Der Bund hat den Asylantrag des Kurden Hasan Yücel (58) abgewiesen – obwohl ihm im Heimatland erneut Gefängnis droht. Mit seiner Kirchgemeinde kämpft er nun gegen den Entscheid.

von
Deborah Sutter
Hasan Yücel war in der Türkei politisch aktiv – gegen den Willen der dortigen Regierung.

Hasan Yücel war in der Türkei politisch aktiv – gegen den Willen der dortigen Regierung.

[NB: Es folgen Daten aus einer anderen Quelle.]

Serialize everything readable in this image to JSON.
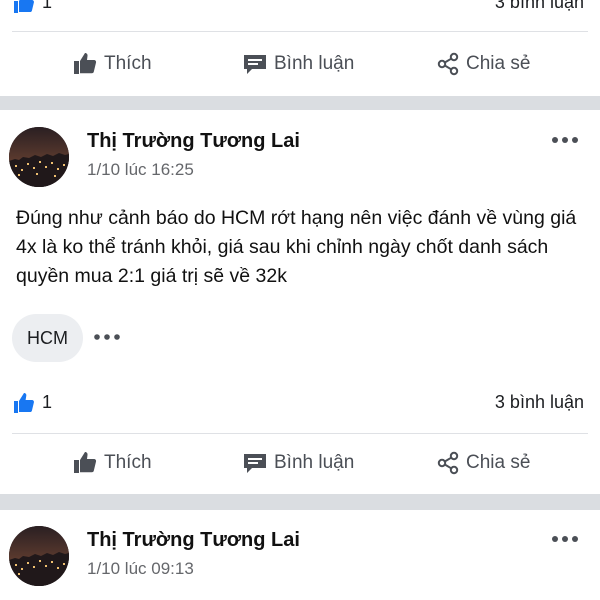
{
  "top_post": {
    "like_count": "1",
    "comments": "3 bình luận",
    "actions": {
      "like": "Thích",
      "comment": "Bình luận",
      "share": "Chia sẻ"
    }
  },
  "post1": {
    "author": "Thị Trường Tương Lai",
    "time": "1/10 lúc 16:25",
    "text": "Đúng như cảnh báo do HCM rớt hạng nên việc đánh về vùng giá 4x là ko thể tránh khỏi, giá sau khi chỉnh ngày chốt danh sách quyền mua 2:1 giá trị sẽ về 32k",
    "hashtag": "HCM",
    "like_count": "1",
    "comments": "3 bình luận",
    "actions": {
      "like": "Thích",
      "comment": "Bình luận",
      "share": "Chia sẻ"
    }
  },
  "post2": {
    "author": "Thị Trường Tương Lai",
    "time": "1/10 lúc 09:13"
  },
  "icons": {
    "like": "thumbs-up-icon",
    "comment": "speech-bubble-icon",
    "share": "share-icon",
    "more": "ellipsis-icon"
  },
  "colors": {
    "like_blue": "#1877f2",
    "action_gray": "#4b4f56",
    "separator": "#dadde1"
  }
}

In seiner Heimat, der Türkei, wurde Hasan Yücel aus politischen Gründen verfolgt: Der 58-jährige Kurde hat eine politische Organisation gegründet, die illegal ist. 13 Jahre lang sass er dafür im Gefängnis: «Ich habe aus dieser Zeit Narben am ganzen Körper, von denen auf meiner Seele ganz zu schweigen – ich bin am Ende», sagt Yücel. Seit vier Jahren ist er in der Schweiz und kämpft für die Annahme seines Asylantrags. «In Bern hat man den Antrag abgelehnt, weil man ihm nicht glaubte», sagt Yücels Anwalt Peter Frei. Dem Bundesamt für Migration hätten Beweise gefehlt, dass hinter dem erlittenen Leid der türkische Staat stecke: «Die Beziehungen zu den linken Kurden in der Schweiz und die lange Zeit im Gefängnis wegen seines politischen Engagements sind aber eindeutige Beweise», so Frei. Eine Beschwerde am Bundesverwaltungsgericht ist hängig.

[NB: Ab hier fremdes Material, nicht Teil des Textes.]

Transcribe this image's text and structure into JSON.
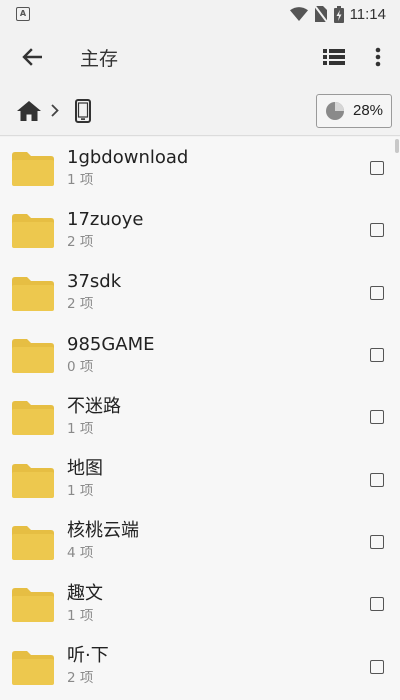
{
  "status_bar": {
    "notification_icon_letter": "A",
    "time": "11:14",
    "colors": {
      "icon": "#555555"
    }
  },
  "app_bar": {
    "title": "主存",
    "icons": [
      "back-arrow-icon",
      "list-view-icon",
      "more-vert-icon"
    ]
  },
  "path_bar": {
    "icons": [
      "home-icon",
      "chevron-right-icon",
      "phone-icon"
    ],
    "storage_usage_percent": 28,
    "storage_label": "28%"
  },
  "colors": {
    "folder": "#EDC84E",
    "folder_tab": "#E6BE43",
    "background": "#F2F2F2",
    "list_background": "#F7F7F7"
  },
  "files": [
    {
      "name": "1gbdownload",
      "count": "1 项"
    },
    {
      "name": "17zuoye",
      "count": "2 项"
    },
    {
      "name": "37sdk",
      "count": "2 项"
    },
    {
      "name": "985GAME",
      "count": "0 项"
    },
    {
      "name": "不迷路",
      "count": "1 项"
    },
    {
      "name": "地图",
      "count": "1 项"
    },
    {
      "name": "核桃云端",
      "count": "4 项"
    },
    {
      "name": "趣文",
      "count": "1 项"
    },
    {
      "name": "听·下",
      "count": "2 项"
    }
  ]
}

Im Kampf mit den Behörden wird der kurdische Christ auch von seiner Zürcher Freikirche Vineyard unterstützt: «Seine Geschichte hat mein Herz berührt, weil er einfach nicht zu seinem Recht kommt», sagt Kurt Beutler, mitverantwortlich für die Ausländerarbeit. Wenn Yücel zurück müsse, drohe ihm Gefängnis – oder Schlimmeres: Seine Tochter sei etwa entführt und missbraucht worden. Beutler fordert: «Wenn Bern schon nicht politisches Asyl bewilligt, dann wenigstens die Auf­nahme aus humanitären Gründen.»